July 3, 2013
Opening reception: June 5, 2013, 6-8 pm
Gallery 2: Shoot examines the work of five emerging photographers. Shamus Clisset builds alternate realities that blend humor and absurdity. “Everything we picture in our heads or build on a computer exists as a model, a representation of data or of our understanding of that thing. So my process always starts with a mental image or idea of objects that I am trying to transfer into digital space.” Constructing objects and environments using 3-D software and simulating the way light falls upon the subject, his artificial worlds contain an uncanny realism.
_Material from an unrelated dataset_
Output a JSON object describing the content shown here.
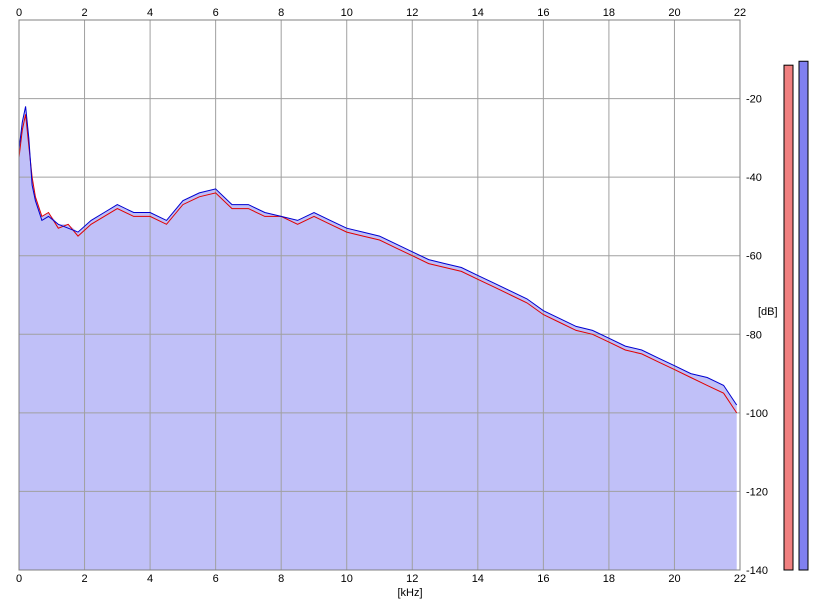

Yoko Haraoka’s Mugshot series is a manifestation of her fascination with facial expressions, gestures, and extreme emotions. Coming from Japan, a culture where stoicism is common and feelings are reserved, her photographs convey both the emotional and physical state of her characters .
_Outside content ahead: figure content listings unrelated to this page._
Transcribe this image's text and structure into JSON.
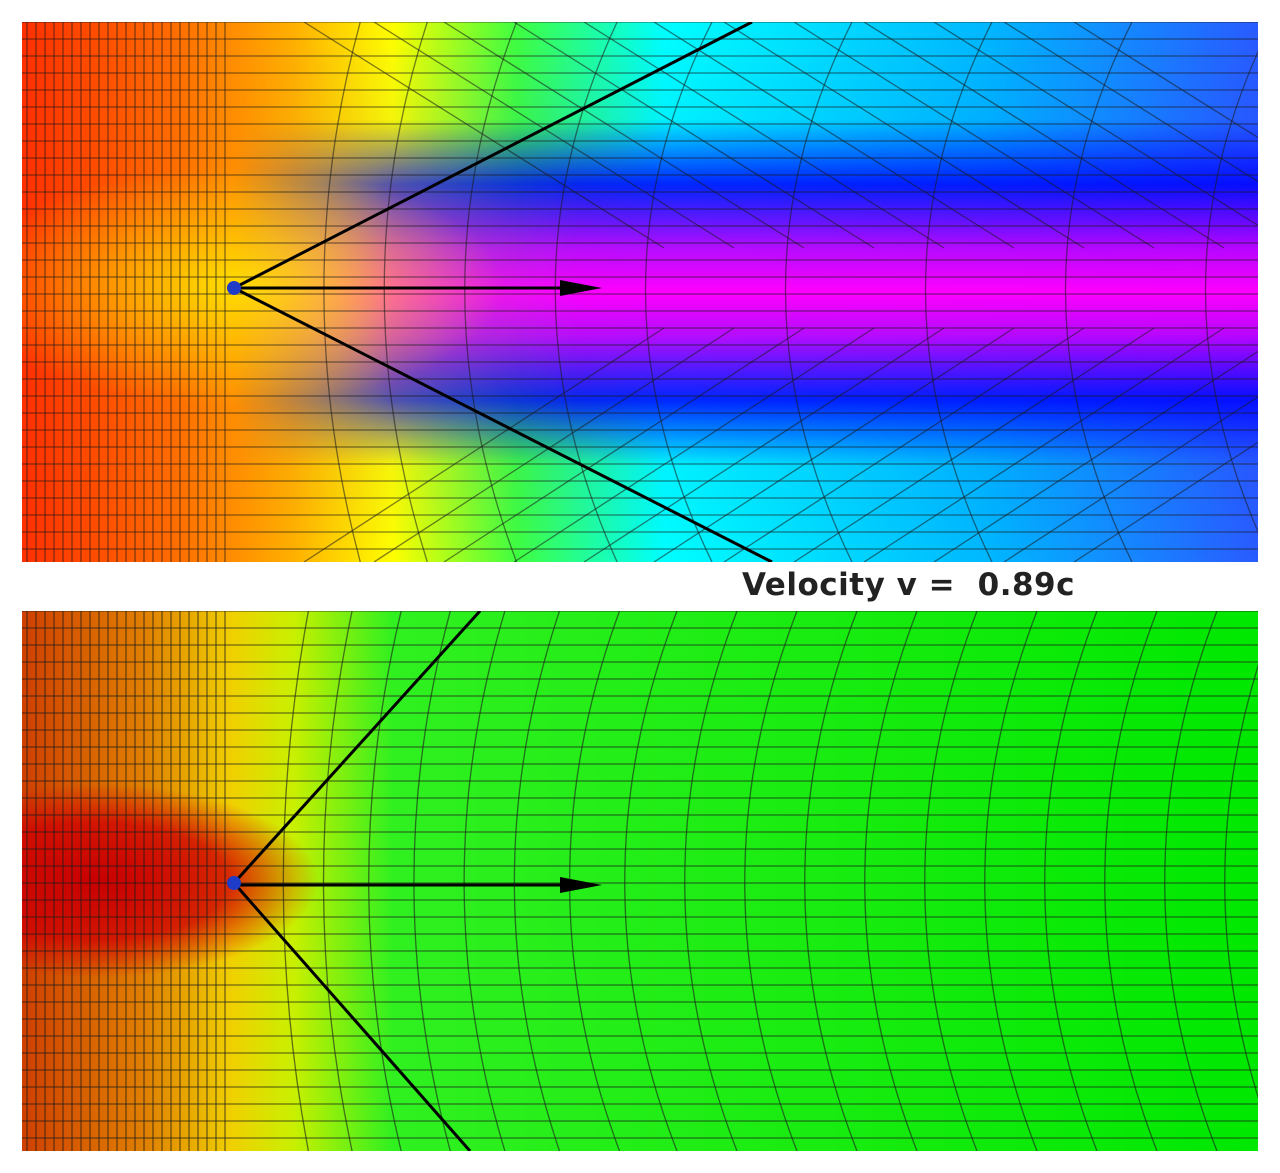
{
  "velocity_label": "Velocity v =  0.89c",
  "velocity_fraction_of_c": 0.89,
  "panels": [
    {
      "id": "top",
      "color_scale": [
        "#ff2a00",
        "#ff7a00",
        "#ffff00",
        "#00ff00",
        "#00ffff",
        "#0000ff",
        "#ff00ff"
      ]
    },
    {
      "id": "bottom",
      "color_scale": [
        "#c80000",
        "#e0a000",
        "#ffff00",
        "#00e600"
      ]
    }
  ],
  "colors": {
    "grid_line": "#1a1a1a",
    "charge": "#1e3cc8",
    "cone_line": "#000000",
    "velocity_arrow": "#000000"
  },
  "icons": {
    "charge": "point-charge",
    "arrow": "velocity-arrow"
  }
}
dNASAb creates sculptural environments “based on the shape of genetics, nature and technology. These systems become ecosystems where a symbiotic relationship occurs between disparate materials, L.E.D.’s, fiber optics, sculptural materials, and consumer electronics.”
Jang Soon Im digitally inserts himself and/or contemporary pop stars into ancient Korean battle scenes. Like many television shows in his native Korea, there is a sense of excess and over the top kitsch as well as a romanticized quality in his work. Copying and pasting himself and Korean celebrities into his photographs, he builds an artificial universe, playing out various fantasies.
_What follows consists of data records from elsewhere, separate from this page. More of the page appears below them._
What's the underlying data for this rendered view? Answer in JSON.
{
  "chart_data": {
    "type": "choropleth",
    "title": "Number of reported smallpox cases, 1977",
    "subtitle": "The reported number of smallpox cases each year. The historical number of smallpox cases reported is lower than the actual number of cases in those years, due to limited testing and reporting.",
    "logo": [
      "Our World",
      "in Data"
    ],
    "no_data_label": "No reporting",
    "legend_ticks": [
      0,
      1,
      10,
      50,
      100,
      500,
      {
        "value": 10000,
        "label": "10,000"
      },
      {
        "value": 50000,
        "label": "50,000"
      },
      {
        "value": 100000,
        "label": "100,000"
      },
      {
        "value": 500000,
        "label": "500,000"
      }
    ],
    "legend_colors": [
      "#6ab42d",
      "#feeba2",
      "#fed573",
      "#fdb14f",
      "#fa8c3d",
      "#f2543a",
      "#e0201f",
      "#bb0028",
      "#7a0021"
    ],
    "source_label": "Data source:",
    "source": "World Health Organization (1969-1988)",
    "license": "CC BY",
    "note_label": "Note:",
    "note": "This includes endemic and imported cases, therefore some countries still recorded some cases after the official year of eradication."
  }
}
Using a traditional 35 millimeter camera, Katherine Newbegin travels internationally to photograph historic locations that are in decline or disappearing. In this series Newbegin focuses on the family owned cinema in India. Capturing the architecture of a bygone era, her photographs allude to the passage of time and hint at the disappearing habits of local life and architecture.
Satomi Shirai floats between the worlds of Tokyo and New York City. Photographing interior spaces, she gives us clues into the life and identity of those pictured by placing personal objects within the composition. Shirai shoots at intimate angles adding a voyeuristic quality to the image.